Fig. 1. Dominant modes of variation of trajectories of mortality risk.

Fig. 1

a First (unpredictable) trajectory derived from FPCA. Smoothed estimate of the mean function for mortality risk scores from local weighted regression (loess) method (blue smoothed line), superimposed on the individual trajectories for all patients in this FPC (blue spaghetti plot). b Second (predictable) trajectory derived from FPCA. Smoothed estimate of the mean function for mortality risk scores from local weighted regression (loess) method (red smoothed line), superimposed on the individual trajectories for all patients in this FPC (red spaghetti plot). c Smoothed estimates of the first eigenfunction from FPCA (blue line), representing the first mode of variation from the “unpredictable” trajectory that explains 84.1% of total variation. d Smoothed estimates of the second eigenfunction from FPCA (red line), representing the second mode of variation from the “predictable” trajectory that explains 11.5% of total variation. e The individual patient with largest absolute value of the projection on the first eigenfunction (among the unpredictable trajectory) who had ≥10 encounters.

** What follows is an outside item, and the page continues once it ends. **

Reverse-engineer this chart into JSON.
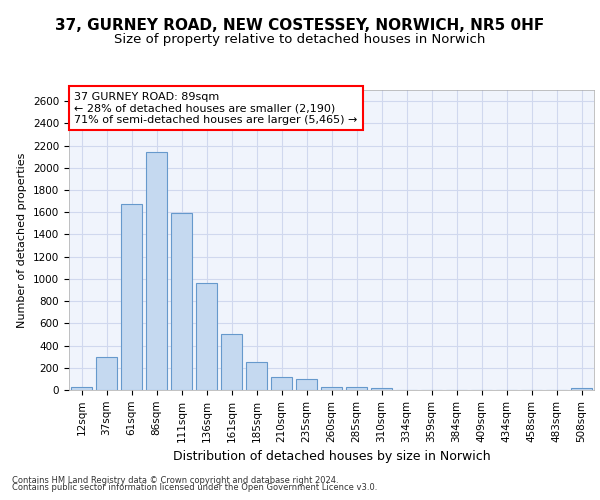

Mortality risks (blue circles), predicted trajectories (blue solid lines), 95% simultaneous bands (dashed blue lines). f The individual patient with the largest absolute value of projection on the second eigenfunction (among the predictable trajectory) who had ≥10 encounters. Mortality risks (red circles), predicted trajectories (red solid lines), 95% simultaneous bands (dashed red lines). g Plotting FPC 1 (x axis) against FPC 2 (y axis) for the training set (empty circles) and validation set (filled circles). Both pairs of FPCs explain above 95% of the total variation in each set.